The story here revolves around little Birdie, a girl who loves to do crafts to the point where she has developed an alter ego named Crafty Cat who can make almost anything – but that’s a secret. It’s Birdie’s birthday, and she has made some panda cupcakes which she is proudly bears to school for a classroom tradition, the “birthday break”. As she walks along, she imagines the reception she will get:
[Boy 1]: Eating cupcakes is a lot better than what we did for Anya’s birthday break.
[Boy 2]: OH NO! You reminded me.
[Anya]: I wrote a birthday play, and everyone gets a part.
I am the queen, and you’re all my loyal servants.
[Girl 1]: You are the most beautiful queen in the world.
[Boy 1]: Everything you say is true.
[Anya]: Say it like you mean it!
[Boy 2]: What kind of play is this?...
[Boy 2]: That was the worst.
[Boy 1]: Birdie is the best.
[Boy 1 and Boy 2]: YAY FOR CUPCAKES!
Unfortunately, Birdie takes a tumble on the street, and not only are the treats and her dress spoiled, but she is accused of being a litterbug by a passing busybody.

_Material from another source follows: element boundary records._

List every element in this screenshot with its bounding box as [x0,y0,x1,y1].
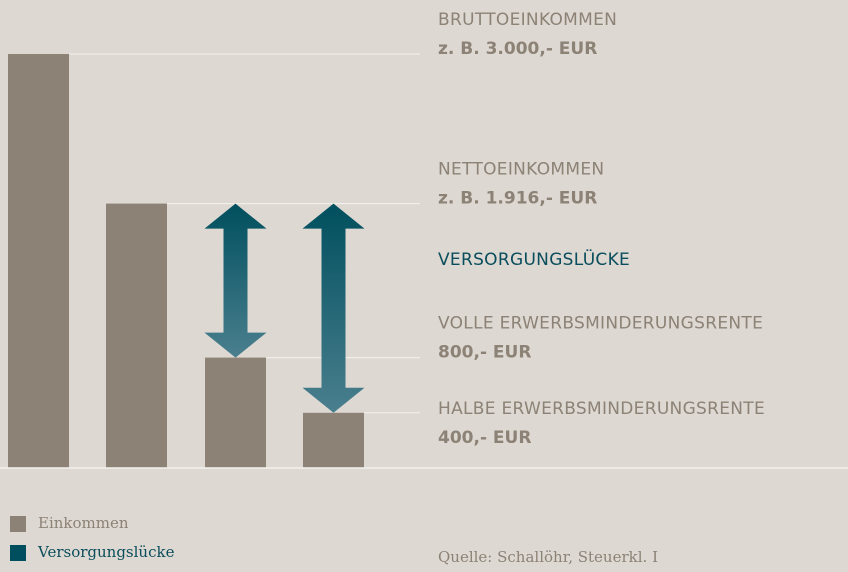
gap-annotation: VERSORGUNGSLÜCKE [438,248,630,270]
gap-arrow [204,203,267,358]
label: VOLLE ERWERBSMINDERUNGSRENTE [438,314,763,334]
label: BRUTTOEINKOMMEN [438,10,617,30]
legend-label: Versorgungslücke [37,543,175,561]
bar [205,357,266,468]
value-label: z. B. 1.916,- EUR [438,189,597,209]
source: Quelle: Schallöhr, Steuerkl. I [438,548,658,566]
value-label: 800,- EUR [438,343,531,363]
legend-swatch [10,516,26,532]
legend-label: Einkommen [38,514,129,532]
value-label: 400,- EUR [438,428,531,448]
bar [8,54,69,468]
bar [303,412,364,468]
label: HALBE ERWERBSMINDERUNGSRENTE [438,399,765,419]
label: NETTOEINKOMMEN [438,160,604,180]
gap-arrow [302,203,365,413]
bar [106,203,167,469]
legend-swatch [10,545,26,561]
value-label: z. B. 3.000,- EUR [438,39,597,59]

It gets worse: the backup cupcakes that were left a home have gone off to work with Dad. When Grandpa is asked to come to the rescue, instead of bringing more black-and-white cupcakes, he brings something else that is black and white: olives and cottage cheese! Oh, no! Birdie, whose sartorial problems have been taken care of by an inventive teacher who has found her a rather oversized lab coat, tries to make the best of the situation:
[Birdie]: Okay, everyone, forget the cottage cheese – it’s too messy to hand out. But I have olives. Who wants one?
Yum, yum. Lucky you.
[Boy 3]: What is that? It looks like DEER POOP!
Do we have to eat deer poop?...
[Boy 3, Girl 2, Girl 3]: SAY NO TO DEER POOP!
Only crabby Anya likes the olives (although she won’t admit it), and in the absence of anything the rest of the class will eat, Birdie (aka Crafty Cat) has the kids get down to making Panda Pals with paper and scissors and markers.
The subdued colour scheme of sepia, gray and green belies the lively nature of the dialogue and events. The children are expressive and true-to-life, and the adults – well, they are true-to life as well, sometimes absented-minded, and not always able to understand the importance of a child’s request.
Harper has scored a hit here with an amusing story that has the added benefit of an appendix which includes directions for making several panda-themed crafts. This promises to be the first of a continuing series.
Ellen Heaney is a retired children’s librarian living in Coquitlam, British Columbia.